The Ministry of Land, Infrastructure and Transport is planning to revise the law on aviation so that airline executives are disqualified in the event of a monetary penalty or a more severe punishment. If the law is amended as planned, Hanjin Group chairman Cho Yang-ho may be deprived of his management rights in Korean Air and Jin Air. Last month, the Public Prosecutors’ Office indicted him on charges of business malpractices and embezzlement of 27 billion won. The first trial is scheduled for late this month.
 

According to the ministry’s plan, preconditions for the disqualification will include punishments following unfair intra-group transactions, unfair trade, tax and customs duty evasion, smuggling and penal offenses based on violence, business malpractices and embezzlement. In addition, the duration of disqualification will be five years in the event of imprisonment without labor or heavier punishment and two years in the event of a monetary penalty. At present, the disqualification can occur only when an executive violates the aviation law and the durations are three years and zero, respectively.

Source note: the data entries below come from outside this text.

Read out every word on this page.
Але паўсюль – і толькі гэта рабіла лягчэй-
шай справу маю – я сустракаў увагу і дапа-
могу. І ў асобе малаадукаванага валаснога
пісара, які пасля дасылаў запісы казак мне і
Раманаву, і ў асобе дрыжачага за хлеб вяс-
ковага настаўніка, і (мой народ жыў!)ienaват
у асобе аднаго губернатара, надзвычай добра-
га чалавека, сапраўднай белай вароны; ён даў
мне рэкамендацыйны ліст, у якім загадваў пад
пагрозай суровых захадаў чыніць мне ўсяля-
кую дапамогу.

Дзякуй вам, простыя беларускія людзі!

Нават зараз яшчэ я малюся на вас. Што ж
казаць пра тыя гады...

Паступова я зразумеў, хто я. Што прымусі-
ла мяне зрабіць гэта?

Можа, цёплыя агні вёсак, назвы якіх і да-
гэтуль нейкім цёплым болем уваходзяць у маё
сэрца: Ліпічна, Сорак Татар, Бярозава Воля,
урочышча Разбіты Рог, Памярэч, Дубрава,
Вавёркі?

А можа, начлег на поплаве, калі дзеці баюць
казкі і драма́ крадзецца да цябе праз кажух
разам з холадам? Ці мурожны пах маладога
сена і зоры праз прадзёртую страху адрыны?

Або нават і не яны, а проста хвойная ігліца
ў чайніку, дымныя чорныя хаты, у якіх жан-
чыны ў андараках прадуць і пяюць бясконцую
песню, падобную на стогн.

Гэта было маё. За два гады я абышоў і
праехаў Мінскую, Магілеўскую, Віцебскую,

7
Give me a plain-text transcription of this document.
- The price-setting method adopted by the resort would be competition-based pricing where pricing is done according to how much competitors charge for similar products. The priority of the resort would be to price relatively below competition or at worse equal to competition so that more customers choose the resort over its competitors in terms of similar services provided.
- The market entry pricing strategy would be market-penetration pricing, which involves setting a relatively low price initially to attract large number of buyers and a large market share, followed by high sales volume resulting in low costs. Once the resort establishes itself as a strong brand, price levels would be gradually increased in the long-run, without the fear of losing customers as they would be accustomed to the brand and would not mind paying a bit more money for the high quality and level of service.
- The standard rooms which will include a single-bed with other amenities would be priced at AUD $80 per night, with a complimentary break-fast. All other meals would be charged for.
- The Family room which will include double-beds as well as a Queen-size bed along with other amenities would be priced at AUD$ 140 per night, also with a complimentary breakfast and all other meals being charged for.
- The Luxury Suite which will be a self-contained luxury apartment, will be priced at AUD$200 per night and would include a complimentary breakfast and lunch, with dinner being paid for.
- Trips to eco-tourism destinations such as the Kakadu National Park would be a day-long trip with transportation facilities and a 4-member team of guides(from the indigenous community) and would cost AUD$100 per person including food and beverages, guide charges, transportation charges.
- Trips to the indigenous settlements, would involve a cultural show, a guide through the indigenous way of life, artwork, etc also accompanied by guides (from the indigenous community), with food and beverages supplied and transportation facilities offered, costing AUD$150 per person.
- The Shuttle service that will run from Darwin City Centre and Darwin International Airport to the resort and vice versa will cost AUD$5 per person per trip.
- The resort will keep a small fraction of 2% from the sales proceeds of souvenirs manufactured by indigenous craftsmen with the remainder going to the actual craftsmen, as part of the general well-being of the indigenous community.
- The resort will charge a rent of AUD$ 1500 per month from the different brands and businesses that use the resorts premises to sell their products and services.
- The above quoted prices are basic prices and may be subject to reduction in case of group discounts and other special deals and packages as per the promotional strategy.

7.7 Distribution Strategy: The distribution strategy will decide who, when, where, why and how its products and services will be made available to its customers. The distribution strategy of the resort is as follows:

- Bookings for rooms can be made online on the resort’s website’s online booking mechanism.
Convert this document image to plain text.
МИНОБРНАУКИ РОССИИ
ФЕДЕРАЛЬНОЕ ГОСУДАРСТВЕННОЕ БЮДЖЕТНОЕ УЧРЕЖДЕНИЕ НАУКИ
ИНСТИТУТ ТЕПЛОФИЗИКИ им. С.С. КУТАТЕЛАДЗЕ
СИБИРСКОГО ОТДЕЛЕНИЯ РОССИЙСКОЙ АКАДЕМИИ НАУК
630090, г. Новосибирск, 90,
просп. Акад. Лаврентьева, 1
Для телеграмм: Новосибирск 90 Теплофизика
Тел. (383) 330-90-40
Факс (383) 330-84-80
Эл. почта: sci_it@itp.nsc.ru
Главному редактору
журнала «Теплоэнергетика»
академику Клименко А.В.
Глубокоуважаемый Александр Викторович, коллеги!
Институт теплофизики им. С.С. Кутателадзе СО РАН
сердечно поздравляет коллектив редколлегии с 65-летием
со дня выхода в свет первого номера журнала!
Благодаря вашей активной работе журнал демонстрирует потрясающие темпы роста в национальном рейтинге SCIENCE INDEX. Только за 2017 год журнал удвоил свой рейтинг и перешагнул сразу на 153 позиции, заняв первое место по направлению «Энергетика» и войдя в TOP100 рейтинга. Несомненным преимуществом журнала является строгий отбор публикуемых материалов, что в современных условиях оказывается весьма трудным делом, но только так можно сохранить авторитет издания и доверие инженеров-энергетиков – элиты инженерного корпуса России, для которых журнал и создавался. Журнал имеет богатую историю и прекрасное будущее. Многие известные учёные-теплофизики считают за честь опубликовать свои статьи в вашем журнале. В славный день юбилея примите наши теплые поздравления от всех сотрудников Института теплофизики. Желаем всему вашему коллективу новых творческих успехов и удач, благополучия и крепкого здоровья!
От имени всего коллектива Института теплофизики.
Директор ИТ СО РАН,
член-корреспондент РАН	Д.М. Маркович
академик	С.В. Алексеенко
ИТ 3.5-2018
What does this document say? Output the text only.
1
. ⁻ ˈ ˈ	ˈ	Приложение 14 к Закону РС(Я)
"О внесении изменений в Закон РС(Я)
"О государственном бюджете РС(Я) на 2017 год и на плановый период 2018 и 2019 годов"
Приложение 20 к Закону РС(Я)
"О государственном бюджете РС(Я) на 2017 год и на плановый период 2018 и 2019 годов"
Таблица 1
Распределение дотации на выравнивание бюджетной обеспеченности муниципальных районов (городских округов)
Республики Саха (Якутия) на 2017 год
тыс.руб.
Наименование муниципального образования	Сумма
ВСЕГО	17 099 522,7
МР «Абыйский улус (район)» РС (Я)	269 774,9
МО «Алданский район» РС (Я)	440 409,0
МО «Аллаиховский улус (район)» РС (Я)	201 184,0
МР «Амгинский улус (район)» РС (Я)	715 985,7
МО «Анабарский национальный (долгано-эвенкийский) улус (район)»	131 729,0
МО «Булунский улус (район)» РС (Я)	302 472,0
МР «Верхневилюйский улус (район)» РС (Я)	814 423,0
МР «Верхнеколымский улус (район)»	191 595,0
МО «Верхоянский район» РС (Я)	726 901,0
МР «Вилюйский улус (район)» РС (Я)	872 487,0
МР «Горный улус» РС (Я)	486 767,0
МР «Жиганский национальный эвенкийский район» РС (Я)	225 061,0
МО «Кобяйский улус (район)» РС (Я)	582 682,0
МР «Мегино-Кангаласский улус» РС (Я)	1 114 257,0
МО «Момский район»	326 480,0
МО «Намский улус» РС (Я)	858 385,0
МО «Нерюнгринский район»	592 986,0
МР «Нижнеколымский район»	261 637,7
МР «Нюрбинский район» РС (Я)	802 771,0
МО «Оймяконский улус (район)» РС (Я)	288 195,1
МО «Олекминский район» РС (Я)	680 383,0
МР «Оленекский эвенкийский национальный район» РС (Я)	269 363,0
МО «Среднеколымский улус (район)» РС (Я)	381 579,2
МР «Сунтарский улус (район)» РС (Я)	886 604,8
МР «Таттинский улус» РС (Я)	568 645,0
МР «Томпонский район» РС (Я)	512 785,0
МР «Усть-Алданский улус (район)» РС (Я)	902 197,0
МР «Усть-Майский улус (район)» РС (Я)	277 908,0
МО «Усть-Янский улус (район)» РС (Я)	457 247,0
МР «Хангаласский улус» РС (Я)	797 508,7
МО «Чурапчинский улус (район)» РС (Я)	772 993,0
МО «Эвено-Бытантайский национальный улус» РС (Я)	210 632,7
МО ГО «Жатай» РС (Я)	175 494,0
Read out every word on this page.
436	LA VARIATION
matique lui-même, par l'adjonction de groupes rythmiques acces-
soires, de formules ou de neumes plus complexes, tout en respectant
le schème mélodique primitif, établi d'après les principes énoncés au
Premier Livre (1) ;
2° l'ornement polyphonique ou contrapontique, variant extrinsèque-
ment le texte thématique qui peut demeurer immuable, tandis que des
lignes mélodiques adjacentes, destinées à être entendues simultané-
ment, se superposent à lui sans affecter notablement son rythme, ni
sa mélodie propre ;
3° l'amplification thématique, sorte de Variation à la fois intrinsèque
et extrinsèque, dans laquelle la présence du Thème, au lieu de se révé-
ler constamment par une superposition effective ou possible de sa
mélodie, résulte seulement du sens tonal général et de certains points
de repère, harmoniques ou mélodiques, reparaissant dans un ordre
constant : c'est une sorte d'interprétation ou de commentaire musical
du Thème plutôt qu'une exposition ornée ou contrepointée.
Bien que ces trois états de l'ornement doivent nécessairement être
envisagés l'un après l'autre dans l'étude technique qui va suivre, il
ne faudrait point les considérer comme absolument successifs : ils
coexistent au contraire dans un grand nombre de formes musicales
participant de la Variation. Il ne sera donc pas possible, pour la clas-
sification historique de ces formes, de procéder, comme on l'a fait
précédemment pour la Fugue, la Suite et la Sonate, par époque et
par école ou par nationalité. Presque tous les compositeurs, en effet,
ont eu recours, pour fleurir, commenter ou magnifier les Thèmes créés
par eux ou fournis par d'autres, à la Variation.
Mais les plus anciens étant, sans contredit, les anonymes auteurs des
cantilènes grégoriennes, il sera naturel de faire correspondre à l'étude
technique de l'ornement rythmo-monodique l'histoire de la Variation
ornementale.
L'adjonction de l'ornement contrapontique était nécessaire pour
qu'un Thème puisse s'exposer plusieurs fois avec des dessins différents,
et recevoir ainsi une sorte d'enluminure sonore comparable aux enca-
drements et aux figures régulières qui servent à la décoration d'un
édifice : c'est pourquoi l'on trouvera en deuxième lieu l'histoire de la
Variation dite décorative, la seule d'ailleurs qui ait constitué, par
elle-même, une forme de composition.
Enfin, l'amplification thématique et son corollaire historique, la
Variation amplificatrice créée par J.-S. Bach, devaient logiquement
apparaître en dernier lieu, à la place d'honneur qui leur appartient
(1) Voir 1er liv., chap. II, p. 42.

The Hanjin Group chairman is likely to be deprived of his rights once the law is revised. His charges also include violations of the laws on taxes and pharmaceutical affairs and his family members as well as himself are undergoing investigations at the Korea Customs Service for smuggling and tax evasion.

At the same time, the ministry is going to amend a law so that a monopolized air route can be run by another airline through charge and service evaluation on a five-year basis. At present, national airlines of South Korea are monopolizing 60 routes to and from China, Mongolia, and other countries. Consumers have complained about their business practices such as high charges and services limited to peak seasons.

After the revision, however, competition will occur for the monopolized routes, and then the charges can be lowered and the frequency of the services can increase. At present, the monopoly can be maintained if the frequency is at least 20 weeks a year. However, the minimum frequency is likely to be adjusted to 40, 30, 20 and 15 weeks a year after the routes are divided into four groups. The first group is likely to include the most popular routes, such as those to and from China and France.